= Antonio de los Reyes =

Roman Catholic bishop (1729–1787)

Antonio de los Reyes (1729–1787) was the first bishop of the Catholic diocese of Sonora.

== Biography ==

Antonio Vicente Gorgonio was born on September 11, 1729, in Aspe, Spain. His parents were Antonio Vicente de los Reyes and Josefa María Carrasco. He entered the Franciscan Monasterio San Ginés de la Jara in Cartagena on February 16, 1746. In 1754 he was transferred to the convent of Santa Ana in Orihuela, and in 1756 he was placed in charge of the novitiate of Cehegín.

On August 1, 1763, de los Reyes and twelve other missionaries departed for New Spain from Cádiz, accompanying a mission led by Domingo Elizondo. They landed in Veracruz that November, and de los Reyes made a circuit of the missions of the area before arriving at the monastery of Santa Cruz in spring 1765. There, in 1766, de los Reyes was appointed vicar superior.

After the 1767 Jesuit expulsion from Mexico, Franciscan missionaries replaced the Jesuits in the Sonoran missions. A group led by de los Reyes left Querétaro on August 5. The governor of Sonora, Juan Claudio de Pineda, assigned de los Reyes to Mission Los Santos Reyes de Cucurpe, where he arrived in June 1768. In 1771, de los Reyes was appointed procurator, and relocated to Mexico City. He traveled there by way of Querétaro, arriving at his final destination in early 1772.

In 1777, de los Reyes left Mexico for Spain, landing in La Coruña. From there he traveled by land to Madrid, where he met with Charles III of Spain to discuss the status of the missions. For several years, de los Reyes remained in Madrid, cultivating influence at court.

On August 17, 1780, the King appointed de los Reyes bishop of the newly created diocese of Sonora. He was approved by the papal consistory on December 11, departed from Málaga on March 20, 1782, and landed in Veracruz on August 5, 1782. On September 15, Alonso Núñez de Haro y Peralta consecrated de los Reyes as a bishop.

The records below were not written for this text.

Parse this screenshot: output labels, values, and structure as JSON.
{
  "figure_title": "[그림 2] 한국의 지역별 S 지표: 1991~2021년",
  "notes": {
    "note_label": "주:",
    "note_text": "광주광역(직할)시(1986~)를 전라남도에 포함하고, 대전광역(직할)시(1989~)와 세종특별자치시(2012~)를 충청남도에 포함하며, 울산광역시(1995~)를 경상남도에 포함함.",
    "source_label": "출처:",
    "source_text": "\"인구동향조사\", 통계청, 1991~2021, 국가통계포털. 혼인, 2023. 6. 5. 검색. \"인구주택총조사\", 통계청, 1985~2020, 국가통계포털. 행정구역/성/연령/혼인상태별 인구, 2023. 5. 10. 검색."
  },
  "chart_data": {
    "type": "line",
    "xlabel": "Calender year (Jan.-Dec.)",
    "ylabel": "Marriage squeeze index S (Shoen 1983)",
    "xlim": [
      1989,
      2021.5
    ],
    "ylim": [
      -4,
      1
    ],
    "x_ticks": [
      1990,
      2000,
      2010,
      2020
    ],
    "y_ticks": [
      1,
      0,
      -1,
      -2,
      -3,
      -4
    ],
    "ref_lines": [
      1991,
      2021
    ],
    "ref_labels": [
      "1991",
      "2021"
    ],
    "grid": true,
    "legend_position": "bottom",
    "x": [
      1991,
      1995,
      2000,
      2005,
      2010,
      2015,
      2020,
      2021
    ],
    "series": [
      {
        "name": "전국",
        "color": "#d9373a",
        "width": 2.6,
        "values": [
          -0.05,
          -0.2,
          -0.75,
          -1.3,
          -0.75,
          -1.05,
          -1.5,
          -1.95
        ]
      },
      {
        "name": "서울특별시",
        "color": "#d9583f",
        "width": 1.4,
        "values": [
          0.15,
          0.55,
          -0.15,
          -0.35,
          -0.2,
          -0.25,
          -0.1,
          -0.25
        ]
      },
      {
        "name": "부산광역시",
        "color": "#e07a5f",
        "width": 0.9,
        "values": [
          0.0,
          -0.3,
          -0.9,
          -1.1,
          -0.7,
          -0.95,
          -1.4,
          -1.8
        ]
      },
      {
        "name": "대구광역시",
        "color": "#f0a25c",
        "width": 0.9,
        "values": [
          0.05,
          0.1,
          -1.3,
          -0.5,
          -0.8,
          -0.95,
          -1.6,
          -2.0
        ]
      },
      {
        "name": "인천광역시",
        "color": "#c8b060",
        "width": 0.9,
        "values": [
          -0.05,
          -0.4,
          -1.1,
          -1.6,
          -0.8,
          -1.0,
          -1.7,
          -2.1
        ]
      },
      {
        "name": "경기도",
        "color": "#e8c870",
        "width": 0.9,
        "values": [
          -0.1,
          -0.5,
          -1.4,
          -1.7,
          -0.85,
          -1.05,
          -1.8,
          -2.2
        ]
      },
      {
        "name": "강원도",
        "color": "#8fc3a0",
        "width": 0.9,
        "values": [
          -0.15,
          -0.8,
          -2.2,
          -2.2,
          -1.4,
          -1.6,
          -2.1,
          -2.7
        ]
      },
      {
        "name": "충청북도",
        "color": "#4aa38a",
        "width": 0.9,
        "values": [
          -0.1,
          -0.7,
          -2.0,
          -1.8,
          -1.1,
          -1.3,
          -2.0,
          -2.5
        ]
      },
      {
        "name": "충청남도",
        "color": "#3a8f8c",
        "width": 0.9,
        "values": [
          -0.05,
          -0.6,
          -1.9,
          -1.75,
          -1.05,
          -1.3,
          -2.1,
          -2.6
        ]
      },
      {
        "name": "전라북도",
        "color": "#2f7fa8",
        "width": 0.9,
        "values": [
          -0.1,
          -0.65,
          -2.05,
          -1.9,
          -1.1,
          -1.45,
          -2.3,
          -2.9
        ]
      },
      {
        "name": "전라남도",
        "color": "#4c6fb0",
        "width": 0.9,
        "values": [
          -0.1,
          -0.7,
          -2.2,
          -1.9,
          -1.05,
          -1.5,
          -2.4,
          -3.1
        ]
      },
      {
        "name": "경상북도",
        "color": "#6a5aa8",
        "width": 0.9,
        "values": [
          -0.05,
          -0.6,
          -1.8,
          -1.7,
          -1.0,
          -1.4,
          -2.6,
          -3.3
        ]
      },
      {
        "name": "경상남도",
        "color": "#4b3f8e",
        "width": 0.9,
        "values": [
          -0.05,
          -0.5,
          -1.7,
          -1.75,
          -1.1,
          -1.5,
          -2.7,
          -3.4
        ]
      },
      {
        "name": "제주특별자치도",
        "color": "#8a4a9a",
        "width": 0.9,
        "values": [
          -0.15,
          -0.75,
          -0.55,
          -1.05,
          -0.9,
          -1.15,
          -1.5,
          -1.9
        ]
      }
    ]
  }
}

After a long journey over land, de los Reyes arrived in his new see of Arizpe on September 22, 1783, bearing a royal charter which declared the small town a city. After less than a month, de los Reyes petitioned for his see to be transferred to Álamos, where he took up residence towards the end of the year.

On January 31, 1784, José de Gálvez sent de los Reyes a letter instructing him to create a census of the missions of Northwestern Mexico for Charles III of Spain. De los Reyes worked on the census for a number of months with the help of Father Miguel Antonio Cuevas and a few other trusted individuals and sent the census to de Gálvez in mid September of 1784.

On March 6, 1787, de los Reyes died of a "malignant fever".